La porta cigolò e Agata alzò lo sguardo. Nello specchio vide il riflesso di Izaak. Non si girò e tornò a concentrarsi sulla bambola.
«Agata…» borbottò Izaak. «Cosa ci fai in piedi? Sono le sei, non c'è neanche ancora il sole…»
Agata continuò a canticchiare, senza rispondergli. Izaak si avvicinò finché il suo riflesso non riempì lo specchio, i contorni sfumati dalla luce fioca. Posò una mano sulla spalla di Agata. Lei smise di cantare e fissò lo specchio. La mano di Izaak era più grande della sua spalla.
«Sei agitata?» domandò Izaak con un sorriso assonnato.
«No» mormorò Agata. Posò il pettine sul mobile e iniziò a sistemare il colletto e le pieghe del vestito della bambola. «Non sono una bambina preoccupata per il primo giorno di scuola, sai.»
«No, lo so.» Izaak si chinò e le diede un bacio sulla guancia. Agata si ritrasse appena, lo sguardo basso. Vedersi allo specchio insieme a Izaak era una tortura. Lui aveva i capelli lunghi, scalati, di un biondo platino naturale, e lei invece li aveva tagliati a caschetto, castano scuro, e il labbro inferiore sporgente e più pieno rispetto a quello superiore che le dava un'aria costantemente imbronciata. Le labbra sottili di Izaak al contrario erano sempre piegate in un accenno anche minimo di sorriso. Non sembravano per niente fratelli, ma quello che le faceva odiare di più quel riflesso era che fosse lei, che era più grande di lui, ad apparire una bambina. Non riusciva a sopportarlo. Fu scossa da un brivido, e d'un tratto le venne voglia di tirare un pugno al centro dello specchio.

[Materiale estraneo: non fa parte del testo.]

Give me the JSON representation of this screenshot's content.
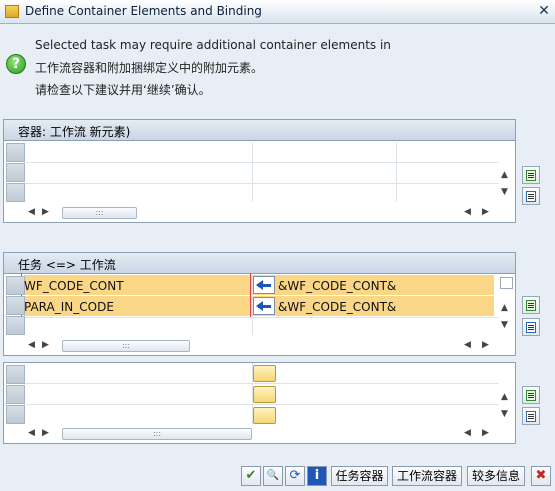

«Se non sei preoccupata per la scuola» disse Izaak interrompendo i suoi pensieri, «allora perché sei in piedi a quest'ora? E in camera tua, soprattutto?»
Agata alzò le spalle. Scostò la mano di Izaak e si alzò, andò a posare la bambola sullo scaffale e prese quella vicina. In realtà Izaak aveva centrato il punto, e Agata fu costretta ad ammetterlo con sé stessa. Aveva iniziato a chiedersi anche lei se e quanto a lungo sarebbe riuscita a fingere di essere una bambina, sia con gli adulti che con gli altri bambini. Avrebbe per forza dovuto far finta di stringere amicizia con qualcuno e l'idea di dover trascorrere del tempo fingendo di giocare con loro la atterriva più che il dover ripetere meccanicamente le regole di base della grammatica o lo svolgere operazioni elementari. La noia sarebbe stata la padrona delle sue giornate. Mentre tirava giù la bambola questa le sfuggì ma all'ultimo riuscì ad afferrarla per il vestito. Con un mugolio di disappunto tornò alla petineuse ed esaminò il tessuto. «Dici che le ho sgualcito il vestito? Non ho sentito strappi, però…»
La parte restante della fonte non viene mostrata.